Descrição fornecida pelo vendedor
Esta estatueta de bronze de notável modernidade, em estilo minimalista e refinado, faz parte de um corpus eminentemente pequeno. A fluidez das formas e a notável pureza da figura caracterizam o jogo de tensão e equilíbrio da arte Kulango. À fluidez das formas soma-se a notável criação plástica da representação. Além de sua dinâmica essencial, o corpo desenvolve-se num jogo de tensão e equilíbrio perfeitamente controlado, o rosto triangular com aspecto serpentino alongado para a frente.

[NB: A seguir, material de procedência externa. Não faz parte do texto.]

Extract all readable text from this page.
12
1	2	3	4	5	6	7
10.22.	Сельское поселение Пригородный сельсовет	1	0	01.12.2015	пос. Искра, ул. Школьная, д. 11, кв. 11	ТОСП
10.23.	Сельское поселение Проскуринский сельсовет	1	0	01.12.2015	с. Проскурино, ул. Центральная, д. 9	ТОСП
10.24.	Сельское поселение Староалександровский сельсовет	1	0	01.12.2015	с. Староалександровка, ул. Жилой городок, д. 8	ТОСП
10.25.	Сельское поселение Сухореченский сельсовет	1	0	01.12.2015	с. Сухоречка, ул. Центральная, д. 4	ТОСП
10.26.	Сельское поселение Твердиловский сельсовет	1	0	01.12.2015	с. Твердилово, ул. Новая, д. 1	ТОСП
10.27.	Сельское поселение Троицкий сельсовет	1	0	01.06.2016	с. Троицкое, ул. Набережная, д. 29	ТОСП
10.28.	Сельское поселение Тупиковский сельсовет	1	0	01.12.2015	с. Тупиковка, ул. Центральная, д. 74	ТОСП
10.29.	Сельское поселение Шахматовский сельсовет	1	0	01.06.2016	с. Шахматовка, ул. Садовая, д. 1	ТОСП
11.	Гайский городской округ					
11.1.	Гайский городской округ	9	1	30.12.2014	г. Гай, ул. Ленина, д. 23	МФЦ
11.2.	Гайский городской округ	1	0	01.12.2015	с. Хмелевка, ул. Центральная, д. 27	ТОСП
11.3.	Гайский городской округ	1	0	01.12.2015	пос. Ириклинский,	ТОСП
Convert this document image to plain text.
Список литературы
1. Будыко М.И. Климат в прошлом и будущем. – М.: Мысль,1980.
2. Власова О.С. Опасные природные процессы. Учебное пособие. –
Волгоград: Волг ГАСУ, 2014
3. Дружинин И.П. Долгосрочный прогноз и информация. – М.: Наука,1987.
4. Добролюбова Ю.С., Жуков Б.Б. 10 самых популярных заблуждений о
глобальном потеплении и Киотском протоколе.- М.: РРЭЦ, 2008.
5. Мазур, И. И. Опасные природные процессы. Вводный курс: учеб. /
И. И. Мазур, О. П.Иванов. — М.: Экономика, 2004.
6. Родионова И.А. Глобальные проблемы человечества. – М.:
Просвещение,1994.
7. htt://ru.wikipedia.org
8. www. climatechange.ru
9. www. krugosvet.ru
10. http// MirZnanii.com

Ver Ricqlès (Paris, 1 de julho de 2001, nº 606) para um bronze Kulango muito comparável na coleção de Hubert Goldet. Os Kulango tiveram origem na parte nordeste da Costa do Ivory (Costa do Marfim) perto de Bouna. Eles acabaram ocupando Bondoukou (a sul de Bouna) também. Alguns desde então se deslocaram para além da fronteira, de Bondoukou, para as regiões centrais e ocidentais de Gana. O método básico de fundição em cera perdida tem sido amplamente praticado no continente africano há séculos. Embora seja difícil estabelecer como o método foi desenvolvido ou introduzido na região, é claro que escultores da África Ocidental lançavam bronze com esse método por vários séculos antes da chegada dos primeiros exploradores portugueses ao longo da costa, em 1484. A técnica exige grande habilidade, envolvendo amplo conhecimento tanto de cerâmica quanto de metalurgia, e uma atenção cuidadosa às mudanças de temperatura para evitar rachaduras indesejadas ou outros danos ao molde de argila ou à escultura de metal durante o processo de fundição. Algumas das obras em bronze mais antigas e mais realizadas encontradas na África datam do século X e são de um sítio chamado Igbo-Ukwu.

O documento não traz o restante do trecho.